Untreated, depression can kill. One in five Canadians will suffer a depressive episode and only 20% will seek treatment. Untreated, no matter how mild it begins, depression can deepen and in its deepening, you can sink below the ‘healthy’ state of being into that place where the only way out appears as the option no one should ever take. Suicide.

I know a lot about suicidal thinking. For much of the 4 years 9 months that I was in that relationship from hell, I wanted to die. I wanted to erase my presence from earth, erase all memory of my passing through this world from the minds of those I love. I did not want my journey to be one of pain and wanted to do everything I could to take away the pain I had caused my daughters, family, friends. And the only way I thought I could do that was to take my own life.

I am grateful today that I never did it. At the time, not doing it wasn’t through lack of ruminating on ways of doing it or imagining the release of my pain if I did. I didn’t do it because I didn’t want to. My not doing it was because I was too scared that if I did, my daughters would take it to mean I didn’t love them. And I didn’t want them to live with that belief. Because in that belief is the seed of the idea that they were to blame for my not loving them which would in cascade into the nullifying belief that they were unlovable. And that was too painful for me to conceive of. I couldn’t do it to them. I couldn’t leave them with that belief.

And so, instead, I disappeared in the hopes they would forget about me.

Isn’t life amazing?

From the deepest darkest pockets of my despair has grown this incredible life of joy and love and passion.

Taking care of our mental health is important.

And it can begin with a simple test that will give each of us a benchmark on where we’re at in our emotional well-being today.

At the Centre’s website today, Craig Lester has written a powerful blog about his journey through depression. Two years ago, he didn’t know why he was feeling so negative and despairing until he took the test last year. Now, Craig is filled with life. He has dreams and is working to make them real. And, he’s speaking out.

You can too.

Speak. Speak out. You make a difference.

Every 40 seconds, somewhere in the world someone takes their own life.
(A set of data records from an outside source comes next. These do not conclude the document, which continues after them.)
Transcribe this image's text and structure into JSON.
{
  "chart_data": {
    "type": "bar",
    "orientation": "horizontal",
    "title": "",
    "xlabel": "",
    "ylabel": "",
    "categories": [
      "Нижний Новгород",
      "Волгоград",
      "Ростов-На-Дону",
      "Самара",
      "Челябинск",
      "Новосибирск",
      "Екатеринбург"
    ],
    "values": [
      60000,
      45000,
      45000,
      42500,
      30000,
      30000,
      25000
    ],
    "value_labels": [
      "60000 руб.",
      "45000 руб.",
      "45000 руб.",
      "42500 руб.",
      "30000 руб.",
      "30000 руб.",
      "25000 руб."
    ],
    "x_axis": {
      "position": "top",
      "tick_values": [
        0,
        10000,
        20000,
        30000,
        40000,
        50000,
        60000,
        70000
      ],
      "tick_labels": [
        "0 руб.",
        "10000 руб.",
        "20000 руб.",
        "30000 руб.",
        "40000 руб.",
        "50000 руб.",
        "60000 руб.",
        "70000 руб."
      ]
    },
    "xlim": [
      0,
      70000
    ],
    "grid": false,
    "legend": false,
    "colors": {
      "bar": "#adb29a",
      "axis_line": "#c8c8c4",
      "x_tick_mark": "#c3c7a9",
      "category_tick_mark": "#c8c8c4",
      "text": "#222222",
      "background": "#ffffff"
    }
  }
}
From my own experience of having been in that place where suicide felt like the only way out, I know how challenging it is to speak up FOR life. My voice had become so silent, my being present in this world so still, I did not believe I had the capacity to speak up or move from that dark tunnel of fear I inhabited.

Now I know I can. And in my speaking up I want everyone to know, no matter how dark the moment, how deep their despair, there is help. Reach for it. There are hands waiting to reach back.

Even when you feel no one will be there. Even when you tell yourself there is no point, it’s futile, no one’s listening, watching, caring. Reach out. You don’t have to speak. You don’t have to say a word. Just reach. And keep reaching. Keep moving into and through the fear all is lost. Keep reaching for the phone to call the Distress Centre. Keep reaching for the hand next to yours. Keep reaching out of yourself into the world around you.

Today is National Depression Screening Day. Please take the test and tell everyone you know about it. You could help save a life.